While the home front letters provide a picture of life in the region where Christine was born and now lives, her favorite letters are from 1953 to 1955, when she and her parents lived in London and enjoyed frequent forays to the Continent. During a trip to Paris, Virgilia describes Christine as an exemplary 5-year-old, behaving “at all times as if she’d been raised in the Stork Club.”

“I can’t believe what a dutiful, polite child I was,” Christine says, laughing.

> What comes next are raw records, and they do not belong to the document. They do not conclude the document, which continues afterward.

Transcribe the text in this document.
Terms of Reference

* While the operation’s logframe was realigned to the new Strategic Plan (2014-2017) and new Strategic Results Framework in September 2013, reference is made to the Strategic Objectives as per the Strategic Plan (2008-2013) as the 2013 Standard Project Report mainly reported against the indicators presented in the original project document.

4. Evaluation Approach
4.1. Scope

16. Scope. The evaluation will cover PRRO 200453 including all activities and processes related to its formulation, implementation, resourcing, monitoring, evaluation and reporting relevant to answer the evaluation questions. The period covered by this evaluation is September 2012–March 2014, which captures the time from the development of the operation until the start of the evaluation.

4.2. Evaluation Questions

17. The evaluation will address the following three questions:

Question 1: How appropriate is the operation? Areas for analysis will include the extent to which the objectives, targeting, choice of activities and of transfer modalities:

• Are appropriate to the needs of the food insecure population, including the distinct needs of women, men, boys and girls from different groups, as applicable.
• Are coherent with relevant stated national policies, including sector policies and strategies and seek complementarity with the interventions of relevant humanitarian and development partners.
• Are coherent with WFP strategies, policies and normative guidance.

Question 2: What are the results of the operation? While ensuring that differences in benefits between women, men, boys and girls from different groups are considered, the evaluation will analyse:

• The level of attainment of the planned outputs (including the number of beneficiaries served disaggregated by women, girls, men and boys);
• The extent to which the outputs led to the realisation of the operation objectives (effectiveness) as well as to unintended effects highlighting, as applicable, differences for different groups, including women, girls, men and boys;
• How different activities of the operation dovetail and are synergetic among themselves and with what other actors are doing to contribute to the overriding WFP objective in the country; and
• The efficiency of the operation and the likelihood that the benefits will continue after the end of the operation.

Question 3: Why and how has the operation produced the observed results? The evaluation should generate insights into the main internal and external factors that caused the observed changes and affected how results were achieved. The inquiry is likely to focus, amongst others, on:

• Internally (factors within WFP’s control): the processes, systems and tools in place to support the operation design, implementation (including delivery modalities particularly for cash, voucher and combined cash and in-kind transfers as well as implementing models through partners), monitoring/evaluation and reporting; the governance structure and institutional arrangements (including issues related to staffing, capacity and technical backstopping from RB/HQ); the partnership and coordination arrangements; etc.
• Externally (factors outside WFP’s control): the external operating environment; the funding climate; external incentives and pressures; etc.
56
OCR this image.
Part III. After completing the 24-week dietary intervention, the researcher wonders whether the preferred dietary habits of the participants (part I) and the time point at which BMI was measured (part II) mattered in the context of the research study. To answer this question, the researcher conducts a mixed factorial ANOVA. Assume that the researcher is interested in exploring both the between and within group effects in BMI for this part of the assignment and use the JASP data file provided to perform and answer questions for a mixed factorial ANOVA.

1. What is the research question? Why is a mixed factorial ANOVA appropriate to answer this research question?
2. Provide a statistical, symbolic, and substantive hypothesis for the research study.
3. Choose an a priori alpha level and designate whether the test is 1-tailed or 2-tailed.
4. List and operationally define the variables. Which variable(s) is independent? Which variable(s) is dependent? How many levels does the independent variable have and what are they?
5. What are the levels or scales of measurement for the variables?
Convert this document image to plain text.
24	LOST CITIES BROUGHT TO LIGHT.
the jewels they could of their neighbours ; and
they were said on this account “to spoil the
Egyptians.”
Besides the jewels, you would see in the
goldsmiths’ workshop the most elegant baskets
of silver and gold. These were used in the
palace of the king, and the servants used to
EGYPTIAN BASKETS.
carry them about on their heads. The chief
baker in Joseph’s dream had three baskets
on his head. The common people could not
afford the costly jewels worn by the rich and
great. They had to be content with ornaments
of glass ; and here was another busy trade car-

The letters, most written to Virgilia’s mother, are filled with tidbits about daily life, festivities and voyages, but they’re quite circumspect, Christine observes. “Mother was a good Navy wife and did not discuss the details of her husband’s work.” They’re also reassuring, even when things aren’t going well. Amid Shanghai riots in late 1946, when Virgilia and U.S. officers’ families could not leave the hotel, she tells her mother to “think nothing of it.” Two years later, the Americans were swiftly evacuated, returning to San Francisco on a crowded Navy transport.

These days, Christine, who has a doctorate in sociology and is retired after 25 years in the high-tech industry of Silicon Valley, continues to write and is studying family papers and photos spanning several generations. Both of her parents, who came from old San Francisco families, never lost their taste for travel.

What lessons did Christine receive from her mother? Apart from becoming a good conversationalist as well as a gifted writer, she learned to be nervous at border crossings, to value her American passport and to be wary of drinking water from the tap in strange lands.